Wie hast du die Stimmung unter den Studierenden während dem Studium erlebt? Was hat dir gut gefallen? Was weniger?
Nebst vielen spannenden Inhalten sind sie es nach dem Studium vor allem auch die Menschen, die einem bleiben. Wir haben heute noch ein Grüppchen aus den engsten Freund:innen aus der Studienzeit und treffen uns, wenn immer möglich einmal im Jahr. Ich pendelte während des Studiums täglich zwischen Basel und Winterthur. Deshalb konnte ich abends, wenn die anderen sich zum Bier trafen, oft nicht dabei sein. Das würde ich heute bestimmt anders machen. Die Studienzeit sollte man unbedingt auch für diese Dinge nutzen 😉
Inwiefern hat dich das Studium am IAM der ZHAW auf deine Karriere vorbereitet?

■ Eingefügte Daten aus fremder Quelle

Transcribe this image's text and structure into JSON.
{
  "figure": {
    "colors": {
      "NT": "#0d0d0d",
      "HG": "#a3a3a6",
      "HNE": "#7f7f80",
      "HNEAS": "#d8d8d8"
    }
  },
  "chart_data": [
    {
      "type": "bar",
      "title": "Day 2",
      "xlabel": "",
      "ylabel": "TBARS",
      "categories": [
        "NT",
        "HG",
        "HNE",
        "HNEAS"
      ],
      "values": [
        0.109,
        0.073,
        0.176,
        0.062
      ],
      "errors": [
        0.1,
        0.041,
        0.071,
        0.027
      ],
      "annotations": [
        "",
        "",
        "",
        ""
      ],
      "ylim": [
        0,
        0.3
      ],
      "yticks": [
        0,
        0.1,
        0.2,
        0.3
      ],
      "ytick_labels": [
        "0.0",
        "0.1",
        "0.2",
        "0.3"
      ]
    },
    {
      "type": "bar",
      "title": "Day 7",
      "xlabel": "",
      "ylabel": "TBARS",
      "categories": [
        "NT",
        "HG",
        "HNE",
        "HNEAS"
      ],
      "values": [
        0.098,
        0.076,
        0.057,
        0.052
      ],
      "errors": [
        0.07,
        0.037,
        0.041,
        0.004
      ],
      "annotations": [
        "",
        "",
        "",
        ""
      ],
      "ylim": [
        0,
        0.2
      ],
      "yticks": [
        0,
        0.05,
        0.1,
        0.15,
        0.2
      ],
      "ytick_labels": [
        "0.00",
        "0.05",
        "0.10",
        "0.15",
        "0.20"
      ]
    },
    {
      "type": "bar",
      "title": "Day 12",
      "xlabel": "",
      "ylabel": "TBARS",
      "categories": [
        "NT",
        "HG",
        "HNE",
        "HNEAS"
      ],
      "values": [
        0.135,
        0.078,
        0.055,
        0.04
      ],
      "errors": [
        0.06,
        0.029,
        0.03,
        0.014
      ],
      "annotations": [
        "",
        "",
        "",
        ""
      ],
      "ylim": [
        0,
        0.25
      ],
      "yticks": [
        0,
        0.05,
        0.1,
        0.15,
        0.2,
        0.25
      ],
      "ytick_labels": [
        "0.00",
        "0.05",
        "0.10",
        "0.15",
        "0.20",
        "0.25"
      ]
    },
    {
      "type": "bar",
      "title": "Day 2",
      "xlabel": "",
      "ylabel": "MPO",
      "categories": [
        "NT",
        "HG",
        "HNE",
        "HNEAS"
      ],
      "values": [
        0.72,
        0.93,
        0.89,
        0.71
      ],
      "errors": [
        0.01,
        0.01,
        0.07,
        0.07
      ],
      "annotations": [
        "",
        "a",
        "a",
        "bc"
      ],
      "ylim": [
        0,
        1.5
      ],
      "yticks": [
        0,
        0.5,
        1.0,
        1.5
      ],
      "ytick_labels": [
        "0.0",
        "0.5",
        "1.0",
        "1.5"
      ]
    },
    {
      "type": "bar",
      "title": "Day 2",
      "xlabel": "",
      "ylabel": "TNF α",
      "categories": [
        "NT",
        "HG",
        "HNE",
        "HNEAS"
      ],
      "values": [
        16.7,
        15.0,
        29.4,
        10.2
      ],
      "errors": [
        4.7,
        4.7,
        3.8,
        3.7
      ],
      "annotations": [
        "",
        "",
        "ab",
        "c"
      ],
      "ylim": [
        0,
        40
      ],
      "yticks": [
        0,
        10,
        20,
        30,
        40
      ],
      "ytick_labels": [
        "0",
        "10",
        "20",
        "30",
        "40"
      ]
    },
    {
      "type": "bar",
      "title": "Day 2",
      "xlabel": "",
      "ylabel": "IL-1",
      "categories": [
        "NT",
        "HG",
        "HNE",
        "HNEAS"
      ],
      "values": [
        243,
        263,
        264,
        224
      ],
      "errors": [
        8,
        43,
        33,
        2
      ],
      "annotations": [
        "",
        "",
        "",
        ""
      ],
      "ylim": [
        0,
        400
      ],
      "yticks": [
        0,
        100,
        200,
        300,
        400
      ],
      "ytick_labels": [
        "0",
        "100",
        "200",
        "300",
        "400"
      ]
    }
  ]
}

Ich finde sehr gut. Heute ist ja für angehende Journalist:innen immer die Frage, ob IAM oder MMP in Chur. Während die MMPler:innen aus Chur oft das Technische etwas besser beherrschen, Kamerahandling oder Filmschnitt in Adobe Premiere, sind die IAMler:innen meiner Erfahrung nach journalistisch sattelfester. Ich persönlich finde es einfacher, guten Journalist:innen nachträglich das Kamerahandwerk beizubringen, als aus Kameraprofis Journalist:innen zu machen. Deshalb bin ich weiterhin Fan des IAM! Klar ist aber: Im konvergenten Arbeitsalltag von Multimedia-Journalist:innen braucht es am Ende beides.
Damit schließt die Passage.